MSC also submitted that a term should be implied into the bill of lading to the effect that a pin code would be a valid substitute for a delivery order. MSC further maintained that Steinweg had agreed to vary the bill of lading so that it might be exchanged for ERS pin codes. However, the Court rejected this argument, stating that the proposed implied term sat awkwardly with the express provision in the bill that the goods, or a delivery order, were to be provided in exchange for it. In addition, it was held that Steinweg did not have authority to vary the bill of lading contract by accepting the terms of the release note sent by MSC. 

MSC also brought an estoppel argument, to the effect that, since the shipper gave the appearance that it was content for the ERS to be used for the 69 previous shipments, it was not open to it to complain that it was used for the three containers under the bill of lading. However, the shipper’s complaint was that MSC had wrongfully delivered the containers to an unauthorised recipient, not that it had released the containers on presentation of the pin codes.
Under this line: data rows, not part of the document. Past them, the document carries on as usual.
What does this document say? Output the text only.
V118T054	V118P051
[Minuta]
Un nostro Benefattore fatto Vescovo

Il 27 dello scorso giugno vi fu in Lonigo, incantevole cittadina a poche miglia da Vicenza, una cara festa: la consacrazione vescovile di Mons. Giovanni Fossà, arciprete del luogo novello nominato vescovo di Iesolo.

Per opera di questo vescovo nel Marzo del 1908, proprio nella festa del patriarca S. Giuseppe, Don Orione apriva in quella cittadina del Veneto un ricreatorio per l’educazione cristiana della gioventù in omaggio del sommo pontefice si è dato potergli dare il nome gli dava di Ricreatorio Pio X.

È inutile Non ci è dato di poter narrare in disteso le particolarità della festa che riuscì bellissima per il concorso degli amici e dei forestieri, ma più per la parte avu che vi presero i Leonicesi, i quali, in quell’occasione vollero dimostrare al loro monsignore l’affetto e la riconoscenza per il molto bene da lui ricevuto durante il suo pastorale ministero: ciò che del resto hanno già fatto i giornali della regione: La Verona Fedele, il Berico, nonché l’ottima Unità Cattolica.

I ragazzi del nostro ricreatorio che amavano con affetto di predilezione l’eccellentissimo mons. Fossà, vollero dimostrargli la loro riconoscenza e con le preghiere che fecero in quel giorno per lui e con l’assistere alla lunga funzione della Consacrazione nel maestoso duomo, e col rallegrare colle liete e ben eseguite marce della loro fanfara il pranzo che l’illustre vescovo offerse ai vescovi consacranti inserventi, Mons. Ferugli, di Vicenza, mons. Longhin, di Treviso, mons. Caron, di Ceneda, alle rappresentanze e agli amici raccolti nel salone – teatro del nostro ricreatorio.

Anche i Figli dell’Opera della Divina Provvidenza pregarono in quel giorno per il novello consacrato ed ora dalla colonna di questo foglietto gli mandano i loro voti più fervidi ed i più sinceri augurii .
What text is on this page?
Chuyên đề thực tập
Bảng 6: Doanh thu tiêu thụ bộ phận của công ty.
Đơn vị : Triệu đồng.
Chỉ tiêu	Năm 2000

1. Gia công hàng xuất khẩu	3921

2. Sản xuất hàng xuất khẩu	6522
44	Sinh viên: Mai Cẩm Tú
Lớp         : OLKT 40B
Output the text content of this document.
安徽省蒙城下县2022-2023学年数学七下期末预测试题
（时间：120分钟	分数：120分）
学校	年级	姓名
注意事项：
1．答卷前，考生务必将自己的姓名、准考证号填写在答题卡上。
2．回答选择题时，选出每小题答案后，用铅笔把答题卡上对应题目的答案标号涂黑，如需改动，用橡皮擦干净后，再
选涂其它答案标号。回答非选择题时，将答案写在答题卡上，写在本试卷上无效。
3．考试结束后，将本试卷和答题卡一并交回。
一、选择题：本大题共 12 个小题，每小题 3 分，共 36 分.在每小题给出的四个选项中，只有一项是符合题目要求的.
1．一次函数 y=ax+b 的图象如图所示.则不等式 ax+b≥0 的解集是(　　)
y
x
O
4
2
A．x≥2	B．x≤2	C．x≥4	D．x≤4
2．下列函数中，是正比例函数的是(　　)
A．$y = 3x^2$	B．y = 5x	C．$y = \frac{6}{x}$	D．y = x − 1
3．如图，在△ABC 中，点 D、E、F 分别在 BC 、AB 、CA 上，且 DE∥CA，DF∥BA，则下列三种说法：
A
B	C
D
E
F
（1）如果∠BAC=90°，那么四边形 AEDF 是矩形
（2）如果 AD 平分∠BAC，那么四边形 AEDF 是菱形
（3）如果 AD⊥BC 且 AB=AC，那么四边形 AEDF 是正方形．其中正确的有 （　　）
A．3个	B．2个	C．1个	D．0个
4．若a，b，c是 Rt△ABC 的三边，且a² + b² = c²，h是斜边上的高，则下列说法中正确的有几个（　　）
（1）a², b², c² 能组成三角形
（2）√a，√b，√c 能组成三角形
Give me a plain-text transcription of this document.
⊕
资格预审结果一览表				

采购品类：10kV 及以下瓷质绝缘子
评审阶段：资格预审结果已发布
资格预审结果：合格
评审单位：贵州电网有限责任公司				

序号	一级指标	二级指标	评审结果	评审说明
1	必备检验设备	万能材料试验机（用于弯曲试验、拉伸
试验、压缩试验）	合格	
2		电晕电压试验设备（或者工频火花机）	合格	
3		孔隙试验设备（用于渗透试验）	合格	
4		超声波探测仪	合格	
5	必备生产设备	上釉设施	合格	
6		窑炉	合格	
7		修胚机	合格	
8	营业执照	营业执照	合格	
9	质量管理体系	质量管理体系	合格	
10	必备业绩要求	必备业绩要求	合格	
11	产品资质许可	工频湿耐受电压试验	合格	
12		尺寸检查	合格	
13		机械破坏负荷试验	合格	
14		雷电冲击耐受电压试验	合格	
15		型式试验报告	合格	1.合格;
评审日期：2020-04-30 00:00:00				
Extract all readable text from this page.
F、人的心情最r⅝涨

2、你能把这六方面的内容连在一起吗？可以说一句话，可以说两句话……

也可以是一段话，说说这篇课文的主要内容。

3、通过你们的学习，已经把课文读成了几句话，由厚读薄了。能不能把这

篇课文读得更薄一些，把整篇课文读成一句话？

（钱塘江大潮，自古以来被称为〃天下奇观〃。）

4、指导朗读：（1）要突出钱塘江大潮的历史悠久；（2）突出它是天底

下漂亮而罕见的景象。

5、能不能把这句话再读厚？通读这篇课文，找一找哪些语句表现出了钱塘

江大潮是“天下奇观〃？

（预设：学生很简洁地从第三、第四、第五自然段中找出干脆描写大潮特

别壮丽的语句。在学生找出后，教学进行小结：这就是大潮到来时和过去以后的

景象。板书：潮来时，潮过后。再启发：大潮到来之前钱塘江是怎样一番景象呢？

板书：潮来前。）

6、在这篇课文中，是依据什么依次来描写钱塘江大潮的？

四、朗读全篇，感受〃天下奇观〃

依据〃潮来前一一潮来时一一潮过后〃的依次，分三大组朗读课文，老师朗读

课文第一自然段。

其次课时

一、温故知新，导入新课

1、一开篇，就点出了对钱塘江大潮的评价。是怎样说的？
In order to be estopped, the shipper would have had to have represented clearly that it was content for goods to be delivered to anyone who presented the relevant pin code. It had made no such representation and its claim, therefore, succeeded. 

Comment

This case is a helpful reminder to carriers of the need to comply with their precise obligations under a negotiable bill of lading. In this case, nothing less than delivery of the goods or a ship’s delivery order, in exchange for an original bill of lading, was sufficient to discharge the carrier’s duty. Use of a discharge port’s ERS does not release carriers of their duty to surrender the goods only to the person entitled to take delivery of them. The decision also emphasises the potential risks involved with the electronic cargo release system.